Ethnicity, Merit, and the State
28 January 2007, 01h30 EST (GMT-5)
https://www.maharaj.org/blog/jan07.shtml#b28
Last week, in response to the rise of Obama Barack as a serious contender for the US Democratic Party's presidential nomination, CBC television's The Hour interviewed Bob Rae, John Tory, Olivia Chow, and me on the question of why Canada has yet to see a visible minority party leader.
I have videocasted the segment at my Television page.
Rae and Tory offered studiously anodyne remarks about their hopes for broader representation in parliament, but Olivia Chow, in her inimitable fashion, casually called for "affirmative action" in the selection of parliamentary candidates. The public reaction has been predictable, and in my view, appropriate to such a shallow position.
A yawning asymmetry between government and the governed erodes public confidence in the state not because it is aesthetically displeasing, but because it demonstrates that politics have become divorced from merit.
Canadians recognise that a truly meritocratic system would necessarily produce representatives who reflect the people they represent. An ethnically unbalanced parliament can only mean that we are being denied the full range of talents of the nation.

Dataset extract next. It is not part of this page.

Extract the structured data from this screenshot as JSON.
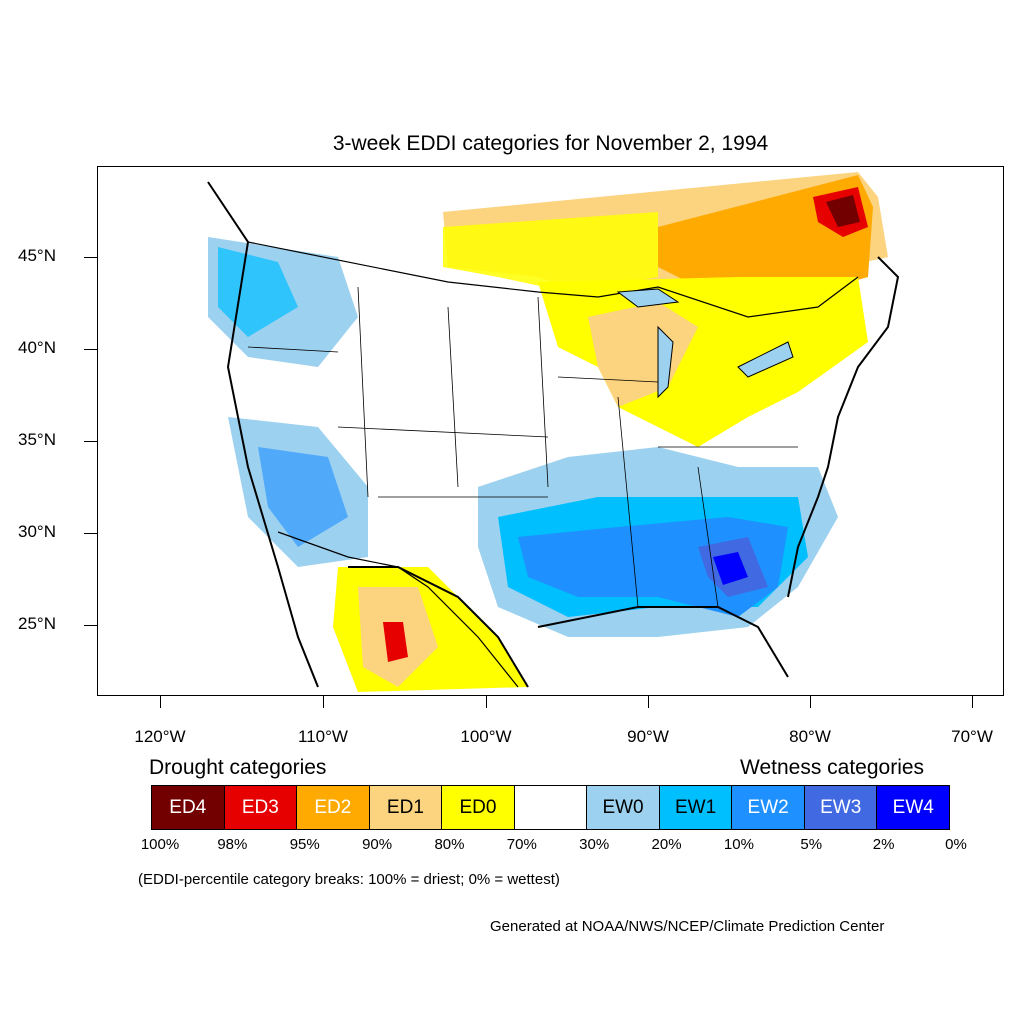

Affirmative action is not the solution, because it merely removes the visible symptoms of an unmeritocratic candidate nomination process, while doing nothing to create a genuinely meritocratic replacement.
From my perspective, the ethnicity and gender of my prime minister is meaningless; his or her intelligence, character, political philosophy, and effectiveness eclipse all other considerations. Any candidate nomination process that is not first, last, and always about merit is a calamitous disservice to our country, whether the results are ethnically diverse or ethnically homogenous.